The effect of compression on the native-defect photoluminescence (PL) common to crystalline and amorphous As chalcogenide solids is studied for the first time. Hydrostatic pressure measurements at 13 K are reported for c-As₂S₃ to llOkbar and for a-As₂Ses₂ to 17 kbar. The experiments require special cryogenic diamond-anvil cell techniques, in which solid argon is the pressure transmitting medium. For c-As₂S₃ it is found that the PL peak E_PL blue-shifts by +1·2 meV kbar⁻¹ while the band edge E_g and the PL excitation peak (which remains tied to the edge) red-shift by-14meV kbar⁻¹. Hence, the Stokes shift decreases drastically, and by 110kbar the PL peak is partially reabsorbed in the approaching band edge. The limited results for As₂Ses₂ glass indicate a similar dependence.
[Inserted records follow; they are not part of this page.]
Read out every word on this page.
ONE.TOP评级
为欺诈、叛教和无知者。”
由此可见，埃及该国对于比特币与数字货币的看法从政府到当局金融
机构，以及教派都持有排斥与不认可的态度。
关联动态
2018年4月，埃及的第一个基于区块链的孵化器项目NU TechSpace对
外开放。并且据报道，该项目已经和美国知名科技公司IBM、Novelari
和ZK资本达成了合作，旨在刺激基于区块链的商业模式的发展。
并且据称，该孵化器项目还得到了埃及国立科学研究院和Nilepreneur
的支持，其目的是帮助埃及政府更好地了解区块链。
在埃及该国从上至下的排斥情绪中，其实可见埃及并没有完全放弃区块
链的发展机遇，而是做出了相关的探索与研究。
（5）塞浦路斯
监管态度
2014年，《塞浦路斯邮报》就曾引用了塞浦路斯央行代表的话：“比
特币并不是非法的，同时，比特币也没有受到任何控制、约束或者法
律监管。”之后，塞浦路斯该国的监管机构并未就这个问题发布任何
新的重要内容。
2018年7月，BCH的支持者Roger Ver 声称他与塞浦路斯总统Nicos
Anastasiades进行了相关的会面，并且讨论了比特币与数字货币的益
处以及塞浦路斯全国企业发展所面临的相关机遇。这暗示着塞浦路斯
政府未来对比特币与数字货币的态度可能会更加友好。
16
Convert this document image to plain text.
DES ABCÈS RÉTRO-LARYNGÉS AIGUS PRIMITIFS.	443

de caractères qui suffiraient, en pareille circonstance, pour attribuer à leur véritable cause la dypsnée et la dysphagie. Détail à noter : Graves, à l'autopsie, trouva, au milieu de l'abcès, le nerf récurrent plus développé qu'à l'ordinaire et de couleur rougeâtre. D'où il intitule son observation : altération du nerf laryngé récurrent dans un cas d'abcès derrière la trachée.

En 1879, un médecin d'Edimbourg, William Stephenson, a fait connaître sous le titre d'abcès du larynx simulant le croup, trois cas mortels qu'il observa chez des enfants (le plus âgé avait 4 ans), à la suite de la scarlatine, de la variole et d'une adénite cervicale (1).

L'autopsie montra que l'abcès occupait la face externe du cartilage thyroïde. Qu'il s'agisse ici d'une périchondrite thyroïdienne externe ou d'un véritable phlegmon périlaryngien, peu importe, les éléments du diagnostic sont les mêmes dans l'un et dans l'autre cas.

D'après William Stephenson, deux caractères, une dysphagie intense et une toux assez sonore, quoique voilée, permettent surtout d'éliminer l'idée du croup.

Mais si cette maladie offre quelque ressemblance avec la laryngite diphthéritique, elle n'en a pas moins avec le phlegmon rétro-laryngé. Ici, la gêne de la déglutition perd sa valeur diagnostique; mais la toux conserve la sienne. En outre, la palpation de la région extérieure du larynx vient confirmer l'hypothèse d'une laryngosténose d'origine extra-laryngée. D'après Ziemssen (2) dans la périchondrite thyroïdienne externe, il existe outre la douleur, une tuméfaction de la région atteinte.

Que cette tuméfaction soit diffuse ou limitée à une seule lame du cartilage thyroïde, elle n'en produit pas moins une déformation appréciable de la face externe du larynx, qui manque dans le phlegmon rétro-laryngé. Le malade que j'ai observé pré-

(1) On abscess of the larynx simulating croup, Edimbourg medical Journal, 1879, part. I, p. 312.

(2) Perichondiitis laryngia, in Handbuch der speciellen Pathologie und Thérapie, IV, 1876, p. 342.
This behaviour is quite anomalous since it violates the well-established (at P=0) mid-bandgap rule, Epl ≈ E_g/2, that holds for c-and a-chalcogenides of widely varying composition. The pressure dependence of the Street-Mott defect energy-level scheme is deduced from the measurements on c-As₂S₃. A realistic configuration-coordinate model based on layer inter-linking defects is developed. This model succeeds in explaining the pressure results because it explicitly accounts for the layered molecular properties of c-As₂S₃ by invoking both soft inter-layer and stiff intra-layer phonons. It is concluded for c-As₂S₃ that the PL defects exist on the surface of the layers, and that they couple adjacent layers loosely in the ground state but tightly in the excited state. This picture can be adopted to explain the similar PL pressure response in As₂Ses₂ glass, if locally layer-like clusters now play the role of the crystalline layers. A model of this type was recently proposed by Phillips. An evaluation of the present results in terms of this and other current models suggests that the specific defect structure could be obtained from a detailed calculation guided by the PL pressure response.